Sen. Josh Hawley will introduce legislation to cap the annual percentage rate of credit cards at 18%, RealClearPolitics is first to report. The average APR, by most estimates, now hovers near the 24% mark.
“Americans are being crushed under the weight of record credit card debt,” Hawley said just weeks after the Federal Reserve Bank of New York reported that national household credit card debt had hit the sobering and historic $1 trillion milestone.
“The government was quick to bail out the banks just this spring,” he continued, referencing the now-liquidated Silicon Valley Bank of California and Signature Bank of New York, “but has ignored working people struggling to get ahead.” Setting rates on credit cards then, the Republican said, would be a “fair” and “common-sense” way to give “the working class a chance.”
Yes, the mark of “true conservatism” is staking out a place to the left of Bernie and the left of AOC….
Now, I don’t dispute the fact that credit card debt is hurting a lot of Americans. And Hawley has a point insofar as how the federal government far too often bails out the banks (and other businesses) when the going gets rough.
But how is capping credit card debt a function of the government? And how would this be any different from a price cap on individual products?
Any arguments for this cockamamie proposal are easily refuted by things Republicans have said previously:
Arguments against capping credit card APR are well-known in the Senate from the last time Republicans defeated similar attempts by Democrats. Then-Sen. Pat Toomey of Pennsylvania railed in committee against attempts by “government planners” to set prices, warning that they often trigger “huge unintended consequences, which inevitably harm the people they are supposed to protect.”
Those that seek to cap interest rates, Toomey said, believe that the measures “would result in borrowers getting cheaper credit, but that’s just not the case.” Instead of lower interest rates, he argued, “those most in need would simply lose access to credit. If a lender can’t recoup its costs, it won’t make the loan.”

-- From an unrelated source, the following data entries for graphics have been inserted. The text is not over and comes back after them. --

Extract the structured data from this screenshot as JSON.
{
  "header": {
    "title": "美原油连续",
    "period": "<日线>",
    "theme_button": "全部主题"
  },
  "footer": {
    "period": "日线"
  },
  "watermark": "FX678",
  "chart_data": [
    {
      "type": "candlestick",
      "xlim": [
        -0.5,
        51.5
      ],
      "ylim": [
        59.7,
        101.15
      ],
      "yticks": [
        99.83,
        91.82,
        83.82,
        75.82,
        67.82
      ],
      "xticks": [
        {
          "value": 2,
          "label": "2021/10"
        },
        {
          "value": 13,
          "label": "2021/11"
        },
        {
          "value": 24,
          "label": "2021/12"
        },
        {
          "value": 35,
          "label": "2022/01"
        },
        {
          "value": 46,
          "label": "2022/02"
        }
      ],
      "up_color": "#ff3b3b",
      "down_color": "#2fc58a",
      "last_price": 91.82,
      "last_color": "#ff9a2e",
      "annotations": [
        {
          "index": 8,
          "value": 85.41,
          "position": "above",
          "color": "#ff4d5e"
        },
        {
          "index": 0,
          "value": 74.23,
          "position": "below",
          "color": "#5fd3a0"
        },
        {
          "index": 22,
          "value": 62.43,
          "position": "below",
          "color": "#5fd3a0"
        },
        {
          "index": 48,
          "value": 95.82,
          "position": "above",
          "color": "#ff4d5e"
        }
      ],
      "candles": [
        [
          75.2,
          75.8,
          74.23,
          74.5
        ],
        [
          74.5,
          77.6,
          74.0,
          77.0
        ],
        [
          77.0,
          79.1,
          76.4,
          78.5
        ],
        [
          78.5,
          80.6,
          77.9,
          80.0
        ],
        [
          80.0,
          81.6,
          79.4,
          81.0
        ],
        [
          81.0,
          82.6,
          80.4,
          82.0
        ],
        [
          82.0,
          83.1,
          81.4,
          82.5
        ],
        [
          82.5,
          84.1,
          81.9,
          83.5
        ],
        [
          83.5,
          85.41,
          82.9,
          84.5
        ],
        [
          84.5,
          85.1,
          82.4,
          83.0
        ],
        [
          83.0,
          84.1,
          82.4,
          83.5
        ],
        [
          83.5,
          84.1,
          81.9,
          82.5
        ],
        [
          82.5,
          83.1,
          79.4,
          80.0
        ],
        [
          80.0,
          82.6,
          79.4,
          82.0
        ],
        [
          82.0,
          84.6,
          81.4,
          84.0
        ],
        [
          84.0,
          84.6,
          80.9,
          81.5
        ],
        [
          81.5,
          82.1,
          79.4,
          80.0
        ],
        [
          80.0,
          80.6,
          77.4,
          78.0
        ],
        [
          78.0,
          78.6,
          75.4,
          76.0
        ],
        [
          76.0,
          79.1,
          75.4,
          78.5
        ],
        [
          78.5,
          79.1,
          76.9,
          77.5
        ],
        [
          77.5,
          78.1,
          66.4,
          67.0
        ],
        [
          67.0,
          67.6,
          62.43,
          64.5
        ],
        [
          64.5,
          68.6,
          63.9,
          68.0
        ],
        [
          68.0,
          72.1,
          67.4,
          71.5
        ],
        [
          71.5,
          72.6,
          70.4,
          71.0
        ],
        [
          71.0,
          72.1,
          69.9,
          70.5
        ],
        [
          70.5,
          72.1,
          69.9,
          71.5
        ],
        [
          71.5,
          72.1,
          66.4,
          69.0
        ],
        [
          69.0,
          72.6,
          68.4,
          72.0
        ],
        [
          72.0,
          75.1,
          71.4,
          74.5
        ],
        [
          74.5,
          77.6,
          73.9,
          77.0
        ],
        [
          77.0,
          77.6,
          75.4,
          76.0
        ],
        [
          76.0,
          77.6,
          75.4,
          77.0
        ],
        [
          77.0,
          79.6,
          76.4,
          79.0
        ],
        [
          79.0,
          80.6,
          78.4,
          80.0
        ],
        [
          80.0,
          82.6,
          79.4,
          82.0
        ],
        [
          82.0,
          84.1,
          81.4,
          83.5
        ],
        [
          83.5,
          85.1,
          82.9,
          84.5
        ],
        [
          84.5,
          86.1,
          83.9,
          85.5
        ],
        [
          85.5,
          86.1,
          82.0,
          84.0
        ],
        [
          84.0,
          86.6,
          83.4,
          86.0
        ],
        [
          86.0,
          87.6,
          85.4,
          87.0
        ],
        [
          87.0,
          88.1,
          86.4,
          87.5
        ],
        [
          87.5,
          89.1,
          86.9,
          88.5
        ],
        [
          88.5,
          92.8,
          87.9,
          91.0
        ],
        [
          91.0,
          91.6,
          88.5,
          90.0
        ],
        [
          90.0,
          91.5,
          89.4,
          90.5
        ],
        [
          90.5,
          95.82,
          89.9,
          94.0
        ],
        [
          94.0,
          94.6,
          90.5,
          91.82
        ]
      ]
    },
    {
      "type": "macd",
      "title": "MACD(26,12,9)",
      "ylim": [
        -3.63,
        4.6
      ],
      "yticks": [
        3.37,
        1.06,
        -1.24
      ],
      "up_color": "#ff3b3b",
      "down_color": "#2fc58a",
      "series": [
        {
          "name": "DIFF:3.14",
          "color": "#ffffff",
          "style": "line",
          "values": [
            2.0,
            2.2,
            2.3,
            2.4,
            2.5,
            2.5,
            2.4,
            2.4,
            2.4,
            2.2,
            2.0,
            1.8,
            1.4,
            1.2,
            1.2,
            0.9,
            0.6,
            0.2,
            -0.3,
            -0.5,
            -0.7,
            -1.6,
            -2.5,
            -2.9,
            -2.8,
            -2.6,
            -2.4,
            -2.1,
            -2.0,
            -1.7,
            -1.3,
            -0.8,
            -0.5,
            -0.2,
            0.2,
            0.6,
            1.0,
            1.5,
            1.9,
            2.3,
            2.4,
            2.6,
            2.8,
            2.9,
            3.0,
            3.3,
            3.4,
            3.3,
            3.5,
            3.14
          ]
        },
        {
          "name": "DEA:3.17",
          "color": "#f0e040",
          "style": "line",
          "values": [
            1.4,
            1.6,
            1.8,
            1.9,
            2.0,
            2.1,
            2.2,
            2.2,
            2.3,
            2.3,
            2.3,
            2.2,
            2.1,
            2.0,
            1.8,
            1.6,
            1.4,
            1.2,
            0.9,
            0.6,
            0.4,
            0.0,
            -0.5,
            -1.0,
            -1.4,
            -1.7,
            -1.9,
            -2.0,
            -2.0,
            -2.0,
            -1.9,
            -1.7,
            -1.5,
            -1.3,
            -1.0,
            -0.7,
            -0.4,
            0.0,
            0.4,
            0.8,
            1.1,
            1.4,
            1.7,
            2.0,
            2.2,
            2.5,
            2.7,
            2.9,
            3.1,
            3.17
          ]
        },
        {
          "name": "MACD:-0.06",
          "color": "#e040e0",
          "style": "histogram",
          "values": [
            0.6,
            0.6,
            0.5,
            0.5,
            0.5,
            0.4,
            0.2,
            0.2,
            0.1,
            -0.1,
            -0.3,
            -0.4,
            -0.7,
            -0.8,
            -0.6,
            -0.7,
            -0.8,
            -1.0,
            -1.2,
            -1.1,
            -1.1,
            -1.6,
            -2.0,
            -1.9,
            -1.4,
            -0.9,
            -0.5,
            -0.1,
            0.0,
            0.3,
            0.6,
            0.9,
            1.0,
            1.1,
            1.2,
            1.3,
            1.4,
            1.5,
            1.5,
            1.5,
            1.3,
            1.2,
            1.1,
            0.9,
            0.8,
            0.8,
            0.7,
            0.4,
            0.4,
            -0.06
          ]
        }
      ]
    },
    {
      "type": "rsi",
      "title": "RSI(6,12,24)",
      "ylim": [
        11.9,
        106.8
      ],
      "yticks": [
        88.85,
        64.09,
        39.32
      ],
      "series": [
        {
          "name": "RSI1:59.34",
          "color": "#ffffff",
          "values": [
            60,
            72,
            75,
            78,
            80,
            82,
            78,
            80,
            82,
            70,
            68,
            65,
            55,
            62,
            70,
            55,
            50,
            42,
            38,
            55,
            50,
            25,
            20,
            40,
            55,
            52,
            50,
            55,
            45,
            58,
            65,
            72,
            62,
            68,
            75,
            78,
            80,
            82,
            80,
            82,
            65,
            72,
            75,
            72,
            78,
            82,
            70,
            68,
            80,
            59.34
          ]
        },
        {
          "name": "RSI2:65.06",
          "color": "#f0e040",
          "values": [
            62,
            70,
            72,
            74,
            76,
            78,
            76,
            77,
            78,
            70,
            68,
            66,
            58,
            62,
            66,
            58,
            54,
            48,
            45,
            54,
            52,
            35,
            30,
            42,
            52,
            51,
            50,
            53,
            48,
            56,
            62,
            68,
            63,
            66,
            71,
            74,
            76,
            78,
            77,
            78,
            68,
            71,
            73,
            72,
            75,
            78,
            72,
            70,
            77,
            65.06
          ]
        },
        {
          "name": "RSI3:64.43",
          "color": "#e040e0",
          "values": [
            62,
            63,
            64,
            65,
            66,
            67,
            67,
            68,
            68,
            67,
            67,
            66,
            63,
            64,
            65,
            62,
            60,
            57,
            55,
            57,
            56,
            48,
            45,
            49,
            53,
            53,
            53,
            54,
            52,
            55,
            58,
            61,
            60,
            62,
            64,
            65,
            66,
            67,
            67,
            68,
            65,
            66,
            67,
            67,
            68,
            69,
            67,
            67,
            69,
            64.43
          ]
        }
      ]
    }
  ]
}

The reason Americans are being buried by credit card debt has nothing to do with the interest rates being charged by credit card companies and everything to do with Americans spending recklessly as if they were members of Congress instead of real people who eventually need to pay the piper.
Josh Hawley could use his bully pulpit as a U.S. Senator to push the issue of financial literacy and use federal resources to create incentives for local public school districts to include financial literacy in their curricula. Instead, Hawley reached into the socialist playbook. And that, more than anything, speaks to the damage that populism is doing to conservativism and the country.